In an attractive and sensible ruling the Employment Appeal Tribunal said in effect that the purpose of bringing a grievance is to get something fixed before it becomes too serious, and so if it was then fixed, it could not become the fundamental breach of contract necessary to generate a constructive dismissal claim. The claim therefore failed. Where Assamoi differed from Buckland was in the gravity of the conduct which was the subject of the Claimant’s grievance in each case. Some bust-ups are retrievable, therefore, while others are not. Where does that leave the poor employer trying to address the problem?

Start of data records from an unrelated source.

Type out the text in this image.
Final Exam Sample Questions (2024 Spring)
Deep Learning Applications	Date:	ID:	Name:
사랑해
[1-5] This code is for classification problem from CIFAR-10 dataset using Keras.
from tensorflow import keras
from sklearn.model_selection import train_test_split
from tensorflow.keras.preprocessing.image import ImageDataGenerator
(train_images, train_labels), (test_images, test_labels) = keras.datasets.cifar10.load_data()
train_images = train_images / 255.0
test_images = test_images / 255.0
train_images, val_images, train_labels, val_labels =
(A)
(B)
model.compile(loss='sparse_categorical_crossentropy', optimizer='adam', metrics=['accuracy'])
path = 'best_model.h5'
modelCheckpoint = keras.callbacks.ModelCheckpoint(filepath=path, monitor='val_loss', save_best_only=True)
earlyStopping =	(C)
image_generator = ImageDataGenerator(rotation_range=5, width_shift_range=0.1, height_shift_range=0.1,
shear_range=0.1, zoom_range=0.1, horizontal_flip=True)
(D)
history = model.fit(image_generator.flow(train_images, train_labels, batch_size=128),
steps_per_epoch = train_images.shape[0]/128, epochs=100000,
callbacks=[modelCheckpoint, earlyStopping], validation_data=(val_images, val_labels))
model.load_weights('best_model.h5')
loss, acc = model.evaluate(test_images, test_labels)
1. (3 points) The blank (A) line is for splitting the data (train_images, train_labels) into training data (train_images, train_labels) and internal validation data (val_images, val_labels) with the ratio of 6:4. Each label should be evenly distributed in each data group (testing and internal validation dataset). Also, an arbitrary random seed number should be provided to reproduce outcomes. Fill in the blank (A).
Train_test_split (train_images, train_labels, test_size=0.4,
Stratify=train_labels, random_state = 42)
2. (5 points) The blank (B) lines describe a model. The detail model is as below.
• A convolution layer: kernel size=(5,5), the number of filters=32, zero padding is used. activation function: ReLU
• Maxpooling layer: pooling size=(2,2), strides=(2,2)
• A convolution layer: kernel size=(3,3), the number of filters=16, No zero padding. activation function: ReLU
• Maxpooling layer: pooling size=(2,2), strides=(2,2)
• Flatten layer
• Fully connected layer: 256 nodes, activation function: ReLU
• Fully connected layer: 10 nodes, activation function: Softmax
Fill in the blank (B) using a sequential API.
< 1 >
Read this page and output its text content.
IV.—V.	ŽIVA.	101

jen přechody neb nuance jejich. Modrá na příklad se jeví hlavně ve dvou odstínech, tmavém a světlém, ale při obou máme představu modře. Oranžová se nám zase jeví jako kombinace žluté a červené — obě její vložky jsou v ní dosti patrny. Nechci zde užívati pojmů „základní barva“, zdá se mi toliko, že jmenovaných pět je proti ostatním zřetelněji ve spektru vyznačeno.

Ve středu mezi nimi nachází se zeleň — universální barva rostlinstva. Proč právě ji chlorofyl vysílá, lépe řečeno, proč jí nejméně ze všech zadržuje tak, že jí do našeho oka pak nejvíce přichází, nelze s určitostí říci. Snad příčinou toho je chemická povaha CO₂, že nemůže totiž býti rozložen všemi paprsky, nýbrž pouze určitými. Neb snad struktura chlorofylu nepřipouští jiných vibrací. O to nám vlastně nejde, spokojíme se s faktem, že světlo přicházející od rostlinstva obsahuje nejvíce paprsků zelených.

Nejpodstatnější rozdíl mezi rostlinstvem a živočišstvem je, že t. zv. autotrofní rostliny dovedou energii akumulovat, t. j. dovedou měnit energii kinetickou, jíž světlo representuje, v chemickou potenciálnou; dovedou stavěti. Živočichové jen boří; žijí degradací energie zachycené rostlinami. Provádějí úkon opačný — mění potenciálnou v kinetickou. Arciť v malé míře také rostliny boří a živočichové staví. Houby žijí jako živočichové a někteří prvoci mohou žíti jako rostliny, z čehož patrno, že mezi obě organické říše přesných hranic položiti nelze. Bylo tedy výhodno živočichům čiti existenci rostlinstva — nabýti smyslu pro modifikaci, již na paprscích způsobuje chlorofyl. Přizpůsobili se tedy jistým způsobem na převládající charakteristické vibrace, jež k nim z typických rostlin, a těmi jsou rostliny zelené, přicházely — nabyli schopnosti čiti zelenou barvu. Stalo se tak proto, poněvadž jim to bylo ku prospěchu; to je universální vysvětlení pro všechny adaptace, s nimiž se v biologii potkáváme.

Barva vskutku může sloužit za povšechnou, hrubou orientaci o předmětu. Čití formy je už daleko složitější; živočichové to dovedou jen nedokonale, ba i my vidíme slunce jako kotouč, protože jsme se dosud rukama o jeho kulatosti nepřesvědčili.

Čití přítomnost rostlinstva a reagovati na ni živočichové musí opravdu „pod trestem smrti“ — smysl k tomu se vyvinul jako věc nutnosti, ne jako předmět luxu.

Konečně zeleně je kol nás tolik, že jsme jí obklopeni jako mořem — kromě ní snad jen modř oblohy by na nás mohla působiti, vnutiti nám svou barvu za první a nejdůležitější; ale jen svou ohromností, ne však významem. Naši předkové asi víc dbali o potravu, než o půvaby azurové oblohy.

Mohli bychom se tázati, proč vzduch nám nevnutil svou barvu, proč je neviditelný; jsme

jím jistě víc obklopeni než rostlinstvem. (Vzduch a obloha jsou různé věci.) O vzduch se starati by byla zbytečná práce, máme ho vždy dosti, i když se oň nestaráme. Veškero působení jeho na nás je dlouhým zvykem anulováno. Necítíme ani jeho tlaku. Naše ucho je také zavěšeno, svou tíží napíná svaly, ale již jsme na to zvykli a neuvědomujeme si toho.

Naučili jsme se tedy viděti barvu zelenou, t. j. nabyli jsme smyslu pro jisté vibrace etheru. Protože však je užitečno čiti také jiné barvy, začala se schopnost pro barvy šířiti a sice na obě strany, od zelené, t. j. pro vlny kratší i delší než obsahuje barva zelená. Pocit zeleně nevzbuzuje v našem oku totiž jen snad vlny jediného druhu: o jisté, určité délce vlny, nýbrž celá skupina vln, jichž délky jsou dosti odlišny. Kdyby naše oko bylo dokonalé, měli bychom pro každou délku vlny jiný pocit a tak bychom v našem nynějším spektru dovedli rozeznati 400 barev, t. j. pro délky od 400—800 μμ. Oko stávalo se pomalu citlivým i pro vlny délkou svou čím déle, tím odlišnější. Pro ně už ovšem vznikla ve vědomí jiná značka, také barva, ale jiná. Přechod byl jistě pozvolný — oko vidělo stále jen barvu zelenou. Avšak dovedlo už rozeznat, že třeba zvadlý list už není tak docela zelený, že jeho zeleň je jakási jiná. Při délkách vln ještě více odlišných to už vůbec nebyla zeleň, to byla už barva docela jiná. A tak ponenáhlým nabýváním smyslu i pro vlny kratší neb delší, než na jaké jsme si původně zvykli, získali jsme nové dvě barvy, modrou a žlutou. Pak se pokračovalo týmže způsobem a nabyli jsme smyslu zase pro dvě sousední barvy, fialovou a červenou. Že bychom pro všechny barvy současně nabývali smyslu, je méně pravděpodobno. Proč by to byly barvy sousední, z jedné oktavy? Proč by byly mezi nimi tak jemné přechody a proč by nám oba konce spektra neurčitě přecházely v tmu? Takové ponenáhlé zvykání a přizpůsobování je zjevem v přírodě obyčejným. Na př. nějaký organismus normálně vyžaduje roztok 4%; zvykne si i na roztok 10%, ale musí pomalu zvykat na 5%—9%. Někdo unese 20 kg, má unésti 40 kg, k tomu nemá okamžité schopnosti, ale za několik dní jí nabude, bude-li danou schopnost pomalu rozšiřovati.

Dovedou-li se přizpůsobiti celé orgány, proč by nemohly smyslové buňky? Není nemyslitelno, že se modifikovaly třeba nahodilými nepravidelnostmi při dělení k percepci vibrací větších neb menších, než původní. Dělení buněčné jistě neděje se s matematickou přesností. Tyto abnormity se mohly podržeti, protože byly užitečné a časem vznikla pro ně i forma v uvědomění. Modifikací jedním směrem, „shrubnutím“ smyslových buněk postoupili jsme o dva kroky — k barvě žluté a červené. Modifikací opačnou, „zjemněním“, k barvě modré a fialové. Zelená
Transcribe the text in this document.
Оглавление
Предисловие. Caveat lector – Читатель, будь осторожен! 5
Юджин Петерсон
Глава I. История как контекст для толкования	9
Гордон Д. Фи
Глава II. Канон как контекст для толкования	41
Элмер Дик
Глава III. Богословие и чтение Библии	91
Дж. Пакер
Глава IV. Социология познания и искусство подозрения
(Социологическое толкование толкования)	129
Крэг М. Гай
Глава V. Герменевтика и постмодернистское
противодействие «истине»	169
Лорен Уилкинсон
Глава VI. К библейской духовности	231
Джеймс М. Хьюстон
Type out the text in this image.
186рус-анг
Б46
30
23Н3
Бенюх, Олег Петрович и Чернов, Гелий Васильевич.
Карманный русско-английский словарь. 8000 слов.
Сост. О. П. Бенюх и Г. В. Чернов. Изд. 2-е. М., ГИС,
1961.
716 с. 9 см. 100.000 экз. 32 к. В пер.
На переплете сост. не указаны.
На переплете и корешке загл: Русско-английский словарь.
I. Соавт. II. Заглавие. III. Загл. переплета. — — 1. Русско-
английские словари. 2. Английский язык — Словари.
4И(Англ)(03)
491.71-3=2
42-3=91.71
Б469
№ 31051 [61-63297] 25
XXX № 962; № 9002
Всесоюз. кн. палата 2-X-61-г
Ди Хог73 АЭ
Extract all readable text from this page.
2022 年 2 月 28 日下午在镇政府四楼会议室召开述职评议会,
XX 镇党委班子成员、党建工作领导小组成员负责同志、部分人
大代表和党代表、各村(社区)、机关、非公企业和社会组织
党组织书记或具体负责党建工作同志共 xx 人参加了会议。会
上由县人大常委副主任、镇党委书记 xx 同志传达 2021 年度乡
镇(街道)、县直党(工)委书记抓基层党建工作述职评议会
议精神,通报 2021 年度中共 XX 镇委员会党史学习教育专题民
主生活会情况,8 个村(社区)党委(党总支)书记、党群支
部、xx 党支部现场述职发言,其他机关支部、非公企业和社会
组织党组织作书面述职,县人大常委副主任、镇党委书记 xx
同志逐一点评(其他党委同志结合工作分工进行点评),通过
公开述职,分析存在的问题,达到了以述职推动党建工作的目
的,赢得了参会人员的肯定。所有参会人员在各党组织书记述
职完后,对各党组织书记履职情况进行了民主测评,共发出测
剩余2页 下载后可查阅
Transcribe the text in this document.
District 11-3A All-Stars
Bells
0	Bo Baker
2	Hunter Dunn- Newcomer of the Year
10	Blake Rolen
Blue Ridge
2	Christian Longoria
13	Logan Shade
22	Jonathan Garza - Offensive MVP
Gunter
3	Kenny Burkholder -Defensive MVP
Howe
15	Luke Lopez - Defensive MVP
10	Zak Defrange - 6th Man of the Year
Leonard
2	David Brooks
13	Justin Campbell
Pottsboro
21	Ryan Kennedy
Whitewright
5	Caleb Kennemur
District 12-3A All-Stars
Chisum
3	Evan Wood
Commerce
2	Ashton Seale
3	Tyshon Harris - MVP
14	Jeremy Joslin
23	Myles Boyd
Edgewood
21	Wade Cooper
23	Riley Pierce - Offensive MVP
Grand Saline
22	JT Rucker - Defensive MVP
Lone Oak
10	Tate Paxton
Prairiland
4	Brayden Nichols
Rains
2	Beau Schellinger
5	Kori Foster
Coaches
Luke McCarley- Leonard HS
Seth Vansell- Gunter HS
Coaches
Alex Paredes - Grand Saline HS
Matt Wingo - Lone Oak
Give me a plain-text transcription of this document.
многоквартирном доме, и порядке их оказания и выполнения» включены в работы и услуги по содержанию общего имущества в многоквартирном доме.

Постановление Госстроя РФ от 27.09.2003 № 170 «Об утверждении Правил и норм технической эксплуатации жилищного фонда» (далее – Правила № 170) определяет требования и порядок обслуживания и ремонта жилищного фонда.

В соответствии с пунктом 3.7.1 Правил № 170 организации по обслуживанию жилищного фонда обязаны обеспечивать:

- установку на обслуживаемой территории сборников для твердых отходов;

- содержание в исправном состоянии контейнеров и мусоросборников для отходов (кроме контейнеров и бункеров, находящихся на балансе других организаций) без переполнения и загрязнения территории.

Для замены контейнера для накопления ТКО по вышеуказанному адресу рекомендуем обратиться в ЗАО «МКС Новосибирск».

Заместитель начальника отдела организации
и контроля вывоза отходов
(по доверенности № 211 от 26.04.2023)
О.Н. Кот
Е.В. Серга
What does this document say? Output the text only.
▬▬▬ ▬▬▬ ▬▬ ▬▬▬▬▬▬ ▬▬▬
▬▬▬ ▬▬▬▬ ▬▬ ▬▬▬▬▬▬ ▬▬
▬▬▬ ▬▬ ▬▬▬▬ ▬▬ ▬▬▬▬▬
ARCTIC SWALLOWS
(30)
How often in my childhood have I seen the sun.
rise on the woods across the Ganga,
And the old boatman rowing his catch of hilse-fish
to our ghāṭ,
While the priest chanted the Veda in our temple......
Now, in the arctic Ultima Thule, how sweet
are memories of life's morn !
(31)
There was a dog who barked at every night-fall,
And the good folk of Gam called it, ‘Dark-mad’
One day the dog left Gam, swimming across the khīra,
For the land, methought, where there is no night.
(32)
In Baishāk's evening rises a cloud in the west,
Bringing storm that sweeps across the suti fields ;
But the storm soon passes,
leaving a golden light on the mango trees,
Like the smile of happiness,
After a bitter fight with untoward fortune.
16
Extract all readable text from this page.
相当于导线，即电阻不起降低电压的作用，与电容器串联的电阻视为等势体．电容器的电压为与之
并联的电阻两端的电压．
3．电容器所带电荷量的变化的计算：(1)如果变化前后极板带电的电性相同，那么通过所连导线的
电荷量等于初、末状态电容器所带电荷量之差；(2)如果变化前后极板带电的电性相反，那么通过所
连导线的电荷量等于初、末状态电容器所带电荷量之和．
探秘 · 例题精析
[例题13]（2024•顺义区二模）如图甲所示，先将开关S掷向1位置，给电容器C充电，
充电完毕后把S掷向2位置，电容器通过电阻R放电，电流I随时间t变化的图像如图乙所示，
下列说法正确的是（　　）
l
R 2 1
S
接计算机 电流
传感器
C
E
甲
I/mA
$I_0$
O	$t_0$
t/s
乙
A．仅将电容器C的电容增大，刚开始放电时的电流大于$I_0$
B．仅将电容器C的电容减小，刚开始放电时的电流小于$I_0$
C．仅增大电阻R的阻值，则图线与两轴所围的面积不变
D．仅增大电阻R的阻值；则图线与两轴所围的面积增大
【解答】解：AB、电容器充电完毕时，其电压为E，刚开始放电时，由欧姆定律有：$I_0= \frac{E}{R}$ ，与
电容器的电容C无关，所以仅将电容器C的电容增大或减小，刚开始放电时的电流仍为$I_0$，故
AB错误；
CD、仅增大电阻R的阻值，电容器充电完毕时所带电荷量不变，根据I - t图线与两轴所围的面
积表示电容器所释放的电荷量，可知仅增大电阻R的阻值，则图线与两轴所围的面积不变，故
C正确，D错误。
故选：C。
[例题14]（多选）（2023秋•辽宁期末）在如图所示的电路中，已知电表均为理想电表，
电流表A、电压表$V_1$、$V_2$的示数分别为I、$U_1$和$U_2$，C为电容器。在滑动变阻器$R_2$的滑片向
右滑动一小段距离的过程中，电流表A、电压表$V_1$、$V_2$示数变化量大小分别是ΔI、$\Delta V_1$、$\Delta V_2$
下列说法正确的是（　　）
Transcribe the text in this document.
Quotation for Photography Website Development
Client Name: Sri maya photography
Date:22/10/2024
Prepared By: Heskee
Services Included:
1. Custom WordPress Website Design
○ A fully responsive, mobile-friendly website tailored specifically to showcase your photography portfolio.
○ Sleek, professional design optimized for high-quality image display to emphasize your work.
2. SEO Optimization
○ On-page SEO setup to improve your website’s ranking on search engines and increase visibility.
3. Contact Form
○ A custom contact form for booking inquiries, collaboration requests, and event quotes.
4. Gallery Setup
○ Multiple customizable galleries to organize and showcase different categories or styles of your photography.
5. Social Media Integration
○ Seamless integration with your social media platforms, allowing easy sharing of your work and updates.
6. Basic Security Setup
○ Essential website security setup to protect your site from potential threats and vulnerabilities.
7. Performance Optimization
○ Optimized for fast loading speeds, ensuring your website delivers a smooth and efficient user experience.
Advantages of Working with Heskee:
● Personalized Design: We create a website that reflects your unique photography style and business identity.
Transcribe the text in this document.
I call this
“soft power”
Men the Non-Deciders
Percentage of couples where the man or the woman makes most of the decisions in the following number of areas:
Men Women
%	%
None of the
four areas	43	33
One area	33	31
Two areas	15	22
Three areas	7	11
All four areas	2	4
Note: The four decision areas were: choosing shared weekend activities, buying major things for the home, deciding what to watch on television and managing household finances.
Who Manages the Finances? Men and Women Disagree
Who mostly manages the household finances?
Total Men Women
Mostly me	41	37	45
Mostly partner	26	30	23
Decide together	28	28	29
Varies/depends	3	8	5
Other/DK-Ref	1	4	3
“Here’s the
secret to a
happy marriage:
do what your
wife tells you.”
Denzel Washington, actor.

Will bending over backwards by upholding the grievance avoid a constructive dismissal claim on the one hand or merely create evidence to support it on the other?
The answer lies as a matter of law in the nature of the conduct complained of. If that goes so far as to be a repudiatory breach of contract then Buckland held (with great reluctance on the part of the Judge and a frank admission that it was not a desirable conclusion from the employment relations perspective) that it could not be remedied. No matter how much the employer acknowledges that the conduct had been wrong and takes steps to provide redress, the employee can therefore still choose to resign and claim constructive dismissal. However, if the conduct complained of was not so serious as to be a fundamental breach, then prompt and effective steps to correct the position could well be enough to prevent the situation tipping over into constructive dismissal territory.
But whether a particular state of affairs complained of has crossed the line into a fundamental breach is rarely visible to the untrained eye. Should HR defend such grievances regardless of cost or merit, or concede the stronger of them and try to make amends? In our view, clearly the latter. You will rarely be criticised by an Employment Tribunal for not defending the indefensible. Moreover, with luck the employee who is the victim of the treatment will be less petulant (the word used by the Court) about his employer’s mea culpa than was Professor Buckland.